- Developer: ISCO Inc.
- Publishers: JP: Data East; NA: NEC;
- Platform: TurboGrafx-16
- Release: JP: March 30, 1990; NA: 1990;
- Genre: Breakout clone
- Mode: Single-player

= Drop Off =

1990 video game

Drop Off is a Breakout clone by Data East. The game was published in 1990 for the PC Engine as Drop Rock Hora Hora and subsequently saw a US release for the TurboGrafx-16 as Drop Off.

==Gameplay==

Gameplay screenshot

The game is a Breakout clone, where the player moves a paddle back and forth in order to destroy objects. Each stage has a set of the same object (for example, apples on the first stage). Unlike Breakout and other comparable games, the player in Drop Off does not automatically lose a life if the paddle touches the floor and the player is never required to hit the objects in order to clear the stage. Instead, the player must avoid the series of objects that are scrolling vertically downward to move on to next stage, and the gameplay is practically identical to Cluster Buster, an earlier title on the DECO Cassette System. The player has the option of switching the direction of their paddle from vertical to horizontal during the game and is free to move the paddle anywhere on the screen.

Drop Off contains 16 stages divided in 5 rounds.

==Release==
Drop Off was re-released on Nintendo's Virtual Console in North America on July 30, 2007 and in Japan on August 28, 2007. It was released for the first time ever in Europe by Nintendo on August 3, 2007 on the Virtual Console. The publisher was G-Mode which currently owns the rights to most of Data East's video games. The game was delisted from the Virtual Console in early March 2012.

== Reception ==

Drop Off received mixed reception from critics since its release on the TurboGrafx-16, most of which reviewed it as an import title. Famitsus four reviewers called it "a deformed Breakout-type" game that felt more modified than Arkanoid due to its ruleset, but they commended the ability to freely move the paddle around the screen was commended. Génération 4s Philippe Querleux regarded it as a "grape breaker" because of the title's use of fruits instead of bricks. Joysticks Jean-Marc Demoly also noted its use of fruits instead of bricks and limited animation in the anime-style introduction sequence. Regardless, Demoly stated that Drop Off was a "well realized" game inspired by Arkanoid and similar titles on computers, giving positive remarks to the audiovisual presentation, animations and controls. Tilts Alain Huyghues-Lacour compared it with Addictaball for Atari ST due to both titles sharing similar principles. Nevertheless, Huyghues-Lacour found the game to be fun and interesting than other Arkanoid clones, noting that the descending fruit pieces added pressure into the gameplay and praised the visuals, animations and sound effects, but criticized the controls for being less ergonomic than a mouse for these types of games.

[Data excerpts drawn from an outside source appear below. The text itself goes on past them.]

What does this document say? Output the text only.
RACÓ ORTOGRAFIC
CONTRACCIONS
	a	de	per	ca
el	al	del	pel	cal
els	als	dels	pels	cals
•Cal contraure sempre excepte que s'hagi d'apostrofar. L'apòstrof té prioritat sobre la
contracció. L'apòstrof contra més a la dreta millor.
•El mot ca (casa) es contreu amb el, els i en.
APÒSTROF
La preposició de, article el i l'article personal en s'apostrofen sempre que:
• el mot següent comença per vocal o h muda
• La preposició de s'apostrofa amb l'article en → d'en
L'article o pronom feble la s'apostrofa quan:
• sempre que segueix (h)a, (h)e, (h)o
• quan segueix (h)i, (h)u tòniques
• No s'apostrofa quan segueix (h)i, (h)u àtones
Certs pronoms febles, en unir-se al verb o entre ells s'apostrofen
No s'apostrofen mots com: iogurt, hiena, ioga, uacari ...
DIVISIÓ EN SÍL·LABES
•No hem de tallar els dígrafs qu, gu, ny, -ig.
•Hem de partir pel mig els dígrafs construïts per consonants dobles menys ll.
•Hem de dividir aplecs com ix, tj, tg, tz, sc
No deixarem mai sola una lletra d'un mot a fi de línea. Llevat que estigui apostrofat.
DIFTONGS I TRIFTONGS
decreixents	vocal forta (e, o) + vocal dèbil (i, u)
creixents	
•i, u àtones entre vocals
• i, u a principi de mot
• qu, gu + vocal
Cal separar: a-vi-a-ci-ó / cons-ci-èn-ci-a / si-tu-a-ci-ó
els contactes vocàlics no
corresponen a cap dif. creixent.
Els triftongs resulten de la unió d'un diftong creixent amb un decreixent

Power Play Henrik Fisch regarded Drop Off as a nice but non-addictive title, criticizing the audiovisual presentation and other aspects. VideoGames & Computer Entertainments B.W. noted the ability to freely move the paddle around the screen but expressed mixed thoughts about the game's playability, and criticized both the visuals and sound. TurboPlays Donn Nauert concurred with B.W. when reviewing the title, giving a mixed remark to its playability and criticizing the graphics and sound. In contrast to the other reviewers, AllGames Shawn Sackenheim called it "one of the best puzzle games on the system." Sackenheim praised its fast action and "tried and true breakout formula", but criticized the visuals for being sparse and repetitive gameplay.

Review scores
| Publication | Score |
|---|---|
| AllGame | 4.5/5 |
| Famitsu | 27/40 |
| Génération 4 | 55% |
| Joystick | 69% |
| Tilt | 13/20 |
| VideoGames & Computer Entertainment | 4/10 |
| Power Play | 51% |
| TurboPlay | 4/10 |

=== Retrospective coverage ===
Commentary on Drop Off has been more negative since its re-release on the Virtual Console. Nintendo Life regarded it as "possibly the worse example of a Breakout style game out there." They found that its gameplay innovations made it cumbersome and criticized the lack of variety and power-ups. IGNs Lucas M. Thomas called it "a half-hearted clone of an old design from the '70s, that was done better... in the '70s." Thomas felt that its premise did not make sense and stated that its gameplay elements did not work together, but commended the addition of boss battles. Eurogamers Dan Whitehead wrote that the title "It's amusing enough for what it is and can be quite addictive in a simplistic sort of way but, with little variety between levels and no power ups to speak of, I suspect most gamers will find the basic appeal wears off quite rapidly." GameSpots Frank Provo commended its "few twists" on the Breakout formula, but criticized the game's design for being challenging and the paddle controls for being sluggish.